Quasi come se dovesse comporre la sua autobiografia nel capitolo 1, Popper svela il motivo
per cui chiamato a parlare nel corso organizzato dal British Council nel 1953 e relativo agli
sviluppi e le tendenze della filosofia britannica contemporanea, aveva deciso di presentare ai
partecipanti, tutti colleghi filosofi, una sintesi dei lavori condotti sulla filosofia della scienza a
partire dal 1919. Il problema che nella fase giovanile del suo pensiero si era posto era il
seguente: "esiste un criterio per determinare il carattere scientifico di una teoria?"(2003, pag.
61).
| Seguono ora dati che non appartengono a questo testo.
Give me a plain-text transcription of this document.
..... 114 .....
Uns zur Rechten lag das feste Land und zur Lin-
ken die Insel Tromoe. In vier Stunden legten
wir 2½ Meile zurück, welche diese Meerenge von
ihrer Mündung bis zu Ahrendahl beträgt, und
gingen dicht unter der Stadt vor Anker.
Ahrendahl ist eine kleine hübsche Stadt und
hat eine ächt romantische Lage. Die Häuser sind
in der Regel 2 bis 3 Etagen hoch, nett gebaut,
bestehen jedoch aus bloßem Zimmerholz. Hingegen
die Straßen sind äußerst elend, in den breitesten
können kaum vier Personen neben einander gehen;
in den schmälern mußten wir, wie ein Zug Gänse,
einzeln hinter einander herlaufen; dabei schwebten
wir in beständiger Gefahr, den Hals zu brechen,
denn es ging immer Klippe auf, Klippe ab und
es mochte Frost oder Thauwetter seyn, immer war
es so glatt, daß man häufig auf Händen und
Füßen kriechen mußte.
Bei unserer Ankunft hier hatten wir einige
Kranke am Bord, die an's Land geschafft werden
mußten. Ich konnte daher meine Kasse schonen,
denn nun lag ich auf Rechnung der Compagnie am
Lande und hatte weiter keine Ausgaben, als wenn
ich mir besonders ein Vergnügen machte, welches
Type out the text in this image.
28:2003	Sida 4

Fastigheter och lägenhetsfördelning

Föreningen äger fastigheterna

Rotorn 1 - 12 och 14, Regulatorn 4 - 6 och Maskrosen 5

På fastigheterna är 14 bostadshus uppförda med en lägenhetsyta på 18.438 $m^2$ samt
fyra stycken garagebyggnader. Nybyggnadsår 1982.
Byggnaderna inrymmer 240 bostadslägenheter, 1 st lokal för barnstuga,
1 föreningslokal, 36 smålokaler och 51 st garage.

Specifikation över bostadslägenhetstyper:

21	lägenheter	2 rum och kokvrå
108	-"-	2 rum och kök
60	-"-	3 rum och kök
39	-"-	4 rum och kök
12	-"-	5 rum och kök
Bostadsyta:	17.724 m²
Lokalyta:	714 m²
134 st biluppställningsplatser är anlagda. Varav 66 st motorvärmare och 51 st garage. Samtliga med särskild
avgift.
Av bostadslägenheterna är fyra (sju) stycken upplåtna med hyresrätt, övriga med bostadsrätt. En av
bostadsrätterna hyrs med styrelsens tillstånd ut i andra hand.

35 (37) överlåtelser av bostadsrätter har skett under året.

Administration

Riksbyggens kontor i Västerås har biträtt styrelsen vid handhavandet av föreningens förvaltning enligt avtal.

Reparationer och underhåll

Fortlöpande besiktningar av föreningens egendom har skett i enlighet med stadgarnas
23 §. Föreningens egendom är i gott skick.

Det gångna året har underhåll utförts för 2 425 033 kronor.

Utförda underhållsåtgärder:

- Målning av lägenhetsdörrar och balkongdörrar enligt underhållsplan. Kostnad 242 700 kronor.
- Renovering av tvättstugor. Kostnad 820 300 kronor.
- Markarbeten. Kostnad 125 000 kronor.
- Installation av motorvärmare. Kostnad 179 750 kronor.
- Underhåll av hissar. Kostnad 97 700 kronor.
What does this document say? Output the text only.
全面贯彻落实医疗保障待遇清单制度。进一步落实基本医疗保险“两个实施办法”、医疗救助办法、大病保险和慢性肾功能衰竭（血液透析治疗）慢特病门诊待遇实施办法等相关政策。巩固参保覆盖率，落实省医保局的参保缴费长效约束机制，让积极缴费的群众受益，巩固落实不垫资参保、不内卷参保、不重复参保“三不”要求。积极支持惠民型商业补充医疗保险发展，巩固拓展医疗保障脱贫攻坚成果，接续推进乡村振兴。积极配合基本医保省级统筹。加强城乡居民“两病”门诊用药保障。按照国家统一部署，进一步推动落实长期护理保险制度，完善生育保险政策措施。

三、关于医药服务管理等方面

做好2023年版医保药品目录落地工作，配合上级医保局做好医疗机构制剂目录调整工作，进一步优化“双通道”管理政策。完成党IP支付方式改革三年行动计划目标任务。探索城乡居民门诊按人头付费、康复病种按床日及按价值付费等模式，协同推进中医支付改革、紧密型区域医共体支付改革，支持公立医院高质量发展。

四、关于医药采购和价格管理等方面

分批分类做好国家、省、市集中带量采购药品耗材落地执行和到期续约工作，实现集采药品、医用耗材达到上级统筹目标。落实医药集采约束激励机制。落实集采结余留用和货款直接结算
L’esistenza di questo criterio comporterebbe il poter "stabilire una distinzione fra scienza e
pseudoscienza"(2003, pag.61).Pertanto, quello che l’autore pone in discussione è il “problema
della demarcazione”(2003, pag.71) e cioè come riconoscere una teoria scientifica da una teoria
non scientifica?
Nel periodo giovanile della strutturazione delle sue concezioni, alcune teorie emergenti
creavano grande fermento intellettuale, tutte vantavano carattere di scientificità. Le teorie
froidiane della psicoanalisi quelle del marxismo e quella formulata da Einstein tra il 1905 e il
1915 in ambito fisico: la teoria della relatività. Queste teorie avanzavano la pretesa di
scientificità e proprio su questa pretesa di scientificità si imposta la riflessione di Popper che
operando una differenza tra le tre teorie emergenti fa cogliere al lettore il senso della sua
argomentazione a sostegno della ricerca di una linea di demarcazione.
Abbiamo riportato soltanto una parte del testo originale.